Georgia v. Stanton

The citation for this case is 73 US [6 Wall.] 50.

This is a case out of Reconstruction where Georgia challenged the constitutionality of the Reconstruction Acts and sought to keep Secretary of War Edwin M. Stanton, General-in-Chief Ulysses S. Grant, and Third Military District Commander Major General John Pope from enforcing those acts. Georgia filed the bill on April 15, 1867, and the Supreme Court had original jurisdiction.

According to the Court’s ruling, “The bill set forth the existence of the State of Georgia, the complainant, as one of the states of this Union under the Constitution; the civil war of 1861-1865 in which she was involved; the surrender of the Confederate armies in the latter year and submission to the Constitution and laws of the Union; the withdrawal of the military government from Georgia by the President, commander-in-chief of the army; and the revival and reorganization of the civil government of the state with his permission; and that the government thus reorganized was in the possession and enjoyment of all the rights and privileges in her several departments — executive, legislative, and judicial — belonging to a state in the Union under the Constitution, with the exception of a representation in the Senate and House of Representatives of the United States. It set forth further that the intent and design of the acts of Congress, as was apparent on their face and by their terms, was to overthrow and to annul this existing state government and to erect another and different government in its place, unauthorized by the Constitution and in defiance of its guarantees, and that, in furtherance of this intent and design, the defendants (the Secretary of War, the General of the Army, and Major General Pope), acting under orders of the President, were about setting in motion a portion of the army to take military possession of the state, and threatened to subvert her government and to subject her people to military rule; that the state was wholly inadequate to resist the power and force of the Executive Department of the United States.

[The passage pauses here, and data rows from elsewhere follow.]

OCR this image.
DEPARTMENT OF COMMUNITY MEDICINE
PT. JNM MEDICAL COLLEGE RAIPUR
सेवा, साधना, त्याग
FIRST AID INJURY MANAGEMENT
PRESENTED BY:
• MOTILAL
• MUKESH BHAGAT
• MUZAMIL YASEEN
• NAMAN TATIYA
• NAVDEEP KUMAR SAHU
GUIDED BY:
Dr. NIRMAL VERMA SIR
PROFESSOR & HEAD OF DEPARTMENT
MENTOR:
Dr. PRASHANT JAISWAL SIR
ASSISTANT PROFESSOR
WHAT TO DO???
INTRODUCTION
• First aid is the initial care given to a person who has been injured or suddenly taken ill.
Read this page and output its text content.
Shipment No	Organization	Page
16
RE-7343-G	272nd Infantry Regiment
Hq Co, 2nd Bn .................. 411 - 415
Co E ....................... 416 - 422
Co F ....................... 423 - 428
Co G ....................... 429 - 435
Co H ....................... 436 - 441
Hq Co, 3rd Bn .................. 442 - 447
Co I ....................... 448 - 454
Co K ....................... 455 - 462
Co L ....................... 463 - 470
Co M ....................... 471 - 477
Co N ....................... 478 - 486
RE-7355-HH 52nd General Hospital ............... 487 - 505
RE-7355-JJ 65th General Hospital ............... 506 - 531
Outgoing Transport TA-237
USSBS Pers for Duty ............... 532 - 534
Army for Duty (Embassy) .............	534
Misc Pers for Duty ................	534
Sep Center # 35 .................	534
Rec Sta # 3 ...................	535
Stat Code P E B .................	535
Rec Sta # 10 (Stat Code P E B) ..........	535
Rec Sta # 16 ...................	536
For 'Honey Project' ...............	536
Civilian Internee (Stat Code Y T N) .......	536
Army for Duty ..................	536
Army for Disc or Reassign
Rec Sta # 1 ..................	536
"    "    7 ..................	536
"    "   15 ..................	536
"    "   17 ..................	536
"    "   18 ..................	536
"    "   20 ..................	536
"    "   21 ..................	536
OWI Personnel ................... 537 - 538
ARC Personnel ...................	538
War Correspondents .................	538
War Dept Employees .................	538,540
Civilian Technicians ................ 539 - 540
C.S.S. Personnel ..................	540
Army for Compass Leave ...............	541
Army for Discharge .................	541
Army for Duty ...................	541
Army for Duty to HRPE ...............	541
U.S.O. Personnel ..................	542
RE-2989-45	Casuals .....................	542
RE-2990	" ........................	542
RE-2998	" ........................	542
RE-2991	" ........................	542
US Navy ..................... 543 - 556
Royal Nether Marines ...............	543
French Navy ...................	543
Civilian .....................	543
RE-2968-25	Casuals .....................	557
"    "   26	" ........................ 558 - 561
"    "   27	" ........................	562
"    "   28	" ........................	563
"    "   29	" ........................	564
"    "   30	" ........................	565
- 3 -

She therefore insisted that such protection could and ought to be afforded by a decree, or order, of this Court in the premises.” [73 US 50, 52]

Georgia’s suit sought to prevent Stanton, Grant, and Pope:

“1. From issuing any order or doing or permitting any act or thing within or concerning the State of Georgia which was or might be directed or required of them or any of them by or under the two acts of Congress.

2. From causing to be made any registration within the state as specified and prescribed in the last of the aforesaid acts.

3. From administering or causing to be administered within the state the oath or affirmation prescribed in said act.

4. From holding or causing to be held within the state any such election or elections or causing to be made any return of any such elections for the purpose of ascertaining the result of the same according to said act.

5. From holding or causing to be held within the state any such convention as is prescribed therein.” [73 US 50, 53]

The Court made its decision on February 10, 1868 with Justice Samuel Nelson delivering the opinion.

According to Nelson, “That these matters, both as stated in the body of the bill and in the prayers for relief, call for the judgment of the court upon political questions and upon rights not of persons or property but of a political character will hardly be denied. For the rights for the protection of which our authority is invoked are the rights of sovereignty, of political jurisdiction, of government, of corporate existence as a state, with all its constitutional powers and privileges. No case of private rights or private property infringed or in danger of actual or threatened infringement is presented by the bill in a judicial form for the judgment of the Court. It is true, the bill, in setting forth the political rights of the state and of its people to be protected, among other matters, avers, that Georgia owns certain real estate and buildings therein, state capitol, and executive mansion, and other real and personal property, and that putting the acts of Congress into execution and destroying the state would deprive it of the possession and enjoyment of its property. But it is apparent that this reference to property and statement concerning it are only by way of showing one of the grievances resulting from the threatened destruction of the state and in aggravation of it, not as a specific ground of relief. This matter of property is neither stated as an independent ground nor is it noticed at all in the prayers for relief. Indeed, the case as made in the bill would have stopped far short of the relief sought by the state, and its main purpose and design given up, by restraining its remedial effect simply to the protection of the title and possession of its property. Such relief would have called for a very different bill from the one before us.” [73 US 50, 77]

In ruling this was a political question, then, Nelson concluded the Court had no jurisdiction in the case, and he dismissed the suit. This paved the way for Congressional Reconstruction to continue unabated.